Allie Vugrincic’s hopes were dashed initially when she discovered that this year’s campus-wide theme would center around “real utopias.”
“I was disappointed,” explained the first-year student from Warren, Ohio. “I like the idea of utopias, but I don’t believe they can exist in the real world.”
But while writing Utopia: A Work of Fiction, a 30-page novella based on her friends, Vugrincic came to change her mind. “I learned that we create our own utopias out of chaos.”
This is a point that Majora Carter, the keynote speaker for this year’s Spectrum Series, made during her time on campus yesterday (Sept. 12).
Carter, an internationally recognized eco-entrepreneur and urban revitalization strategist who is credited with revitalizing her South Bronx neighborhood, doesn’t take it personally when people don’t buy in to the idea of a real utopia. “It’s all about you,” she said. “What does it look like for you?”
Carter grew up in the South Bronx during a housing and public health crisis. There was violence in the streets and high pollution in the area causing an increase in asthma rates among young people. When she was just eight years old, her brother, who had served two terms in Vietnam, was gunned down as a result of gang violence in a nearby neighborhood. Within a week, she watched as two buildings on either end of her street were burned to the ground.

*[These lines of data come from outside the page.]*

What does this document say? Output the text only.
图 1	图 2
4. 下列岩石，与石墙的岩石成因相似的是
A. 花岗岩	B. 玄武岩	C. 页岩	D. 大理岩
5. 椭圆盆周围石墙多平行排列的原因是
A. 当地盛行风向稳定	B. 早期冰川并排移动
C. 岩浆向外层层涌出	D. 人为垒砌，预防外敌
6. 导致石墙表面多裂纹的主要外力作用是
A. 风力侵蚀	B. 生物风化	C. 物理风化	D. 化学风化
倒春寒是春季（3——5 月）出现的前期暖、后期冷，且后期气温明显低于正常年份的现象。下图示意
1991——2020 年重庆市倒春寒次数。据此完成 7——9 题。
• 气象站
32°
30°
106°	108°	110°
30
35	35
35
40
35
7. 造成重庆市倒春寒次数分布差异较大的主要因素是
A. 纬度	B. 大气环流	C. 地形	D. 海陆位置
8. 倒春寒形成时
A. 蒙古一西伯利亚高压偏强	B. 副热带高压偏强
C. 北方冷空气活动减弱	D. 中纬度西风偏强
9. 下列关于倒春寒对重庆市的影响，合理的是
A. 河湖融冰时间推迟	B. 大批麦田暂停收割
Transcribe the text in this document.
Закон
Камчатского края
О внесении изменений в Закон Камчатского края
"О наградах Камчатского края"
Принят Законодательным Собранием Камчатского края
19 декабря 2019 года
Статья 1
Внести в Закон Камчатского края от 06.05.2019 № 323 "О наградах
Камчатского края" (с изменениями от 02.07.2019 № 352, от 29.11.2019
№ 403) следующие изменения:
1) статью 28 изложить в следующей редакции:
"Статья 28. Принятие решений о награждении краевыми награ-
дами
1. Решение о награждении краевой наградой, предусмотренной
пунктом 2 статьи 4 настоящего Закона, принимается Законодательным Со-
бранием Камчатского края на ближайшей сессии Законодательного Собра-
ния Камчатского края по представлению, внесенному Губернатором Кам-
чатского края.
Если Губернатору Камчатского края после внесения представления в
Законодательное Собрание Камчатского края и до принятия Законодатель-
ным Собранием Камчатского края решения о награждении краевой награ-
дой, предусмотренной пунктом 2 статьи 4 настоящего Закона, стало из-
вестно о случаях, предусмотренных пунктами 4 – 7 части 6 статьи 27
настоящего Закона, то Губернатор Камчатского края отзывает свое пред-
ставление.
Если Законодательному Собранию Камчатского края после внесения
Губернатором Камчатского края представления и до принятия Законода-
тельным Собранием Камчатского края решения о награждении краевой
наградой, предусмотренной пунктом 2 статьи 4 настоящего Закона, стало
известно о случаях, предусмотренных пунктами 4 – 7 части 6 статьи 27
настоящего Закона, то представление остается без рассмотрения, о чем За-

“Around that time, I started preparing my escape,” she said. “And education was my way out.”
She headed to Wesleyan University and later to NYU to do her graduate work, but she soon found herself back in the South Bronx living with her parents to make ends meet while wrapping up her master’s degree. At first the move felt like a blow, she told the audience at Swasey, but it actually was serendipitous — for her and for the South Bronx.
It was in 2001 that Carter founded Sustainable South Bronx, which became one of the nation’s first urban green-collar training and placement systems. (She later founded the Majora Carter Group, aimed at the same ideals.) Carter has received a number of awards and honors for her work, including a MacArthur Fellowship, or “Genius Grant,” and her TED Talk was one of only six that launched the well-known website.
In addition to delivering the opening convocation as part of the Spectrum Series, Carter divided her time on campus between visits to classrooms, meeting with students in the entrepreneurship program, and visiting the Bryant Arts Center, where Vugrincic’s Utopia and the other 45 pieces for the Class of 2017’s creative project are currently on display. “[Real utopias are] fun, messy, and something you’ve got to strive for,” Carter told the students. “Everyone has the capacity to do it.”
“Students often believe they can’t make a difference,” said Mark Moller, dean of first-year students. “Majora shows how you actually can make change.”
In an environmental studies class, a student asked Carter if she could share the one moment in her career of which she is most proud.
Carter’s immediate response: “I have a lot of those moments.”